A Fathers Death
I remember Dad taking me to this hill in Fiji and telling me to stay in the car. He walked over to this hill and broke down in tears.
This was the second time I had seen him cry.
If you knew my father he was a mans man and wouldn’t show his emotions in public or in private. He was a hard man to live with and often I would catch the wrath of his temper.
I believe I have been passed on with this trait.

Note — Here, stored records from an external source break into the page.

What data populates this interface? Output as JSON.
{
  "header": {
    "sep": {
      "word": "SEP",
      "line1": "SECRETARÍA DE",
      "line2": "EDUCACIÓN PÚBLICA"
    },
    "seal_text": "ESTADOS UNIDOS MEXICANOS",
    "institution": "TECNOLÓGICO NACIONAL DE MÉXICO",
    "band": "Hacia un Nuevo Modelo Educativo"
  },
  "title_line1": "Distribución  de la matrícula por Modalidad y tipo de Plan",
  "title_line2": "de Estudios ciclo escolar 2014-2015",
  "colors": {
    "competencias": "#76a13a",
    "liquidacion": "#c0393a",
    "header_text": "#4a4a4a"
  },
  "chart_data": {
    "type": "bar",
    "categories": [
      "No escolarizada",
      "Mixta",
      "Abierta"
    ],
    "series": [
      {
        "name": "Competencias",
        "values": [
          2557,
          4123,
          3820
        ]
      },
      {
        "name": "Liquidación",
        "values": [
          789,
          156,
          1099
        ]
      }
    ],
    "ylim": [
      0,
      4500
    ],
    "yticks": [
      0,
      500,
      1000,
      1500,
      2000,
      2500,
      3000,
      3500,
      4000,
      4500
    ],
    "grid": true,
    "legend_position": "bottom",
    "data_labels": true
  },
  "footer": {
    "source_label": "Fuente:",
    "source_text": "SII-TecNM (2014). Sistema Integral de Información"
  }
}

When he got back into the car he said we are in Fiji to do good, return back to the motherland and give back. Finally we are here today to show my father what I have achieved and what I will do for him.
To Father
( A Letter Lost)
I had written to you
I know, you received my letter
Brother had found in your pocket
He told me later
I had spone of my love
And my coming marriage
About my course
And the length of its duration
With my coming
Many problems would cease
The life’s burden you carried
Will no ease
Will get rid of the poverty
I would be a doctor soon
The abundance of scarcity
Will be totally hewn
And life once again
Will be a boon
On question of your health
I had also dwelt
From new knowledge acquired
Diabetes was dealt
The restraints required
On smoking and weight to lose
Walk briskly
Buy good shoes
Do not eat salt
Your drinking must halt
Puris and fried food
Are really not good
These you should not eat
Also important is omission of meat
Keep you Anginine tablet
In your pocket all the time
Use it sublingually
When chest pain arrives
I had written to you of
The Loan you had contrived
To build a house
If with a wife I arrived
I know you had borrowed
Money for my education
For my travel and transportation
They tell me you had an attack
As soon as another son
Boarded the plane
It was massive
You died
Consciousness never regained
Can parting with son
Cause such massive grief
To many is beyond belief
You were fifity-two
When you passed away
I would have passed
A decade earlier
The by-pass surgery
And modern science
Has kept me alive
At fifty five
We all had blamed
You death
To smoking and food
And exercise not right
None of these
One can blame on me
Still suffering the same plight
For children the disease
Comes a decade earlier
Every new generation
The cardiac gene
Becomes peculiar
At fifty five now
I am older than you
My wisdom is
Perhaps of better hue
With experience in the art
Of medical science
I would have given you
Better advice
But when life is really
At its end for me
Vision is clearer
Better I can see
I realise that all is crap
About being clever and wise
Everthing is in God’s hand
This I have surmised
All I want to say
Before I depart
I love you Dad
With all my broken heart.
Nanku Prasad was Dr. Umanand Prasad father a man many people say I look like.
I still believe to this dad my dad blames leaving Fiji and studying medicine caused his father to pass away. I could see it in his eyes as he took me on a tour of the Fiji Islands that dad might have moved to Australia to start a new life but his heart always remained in Fiji.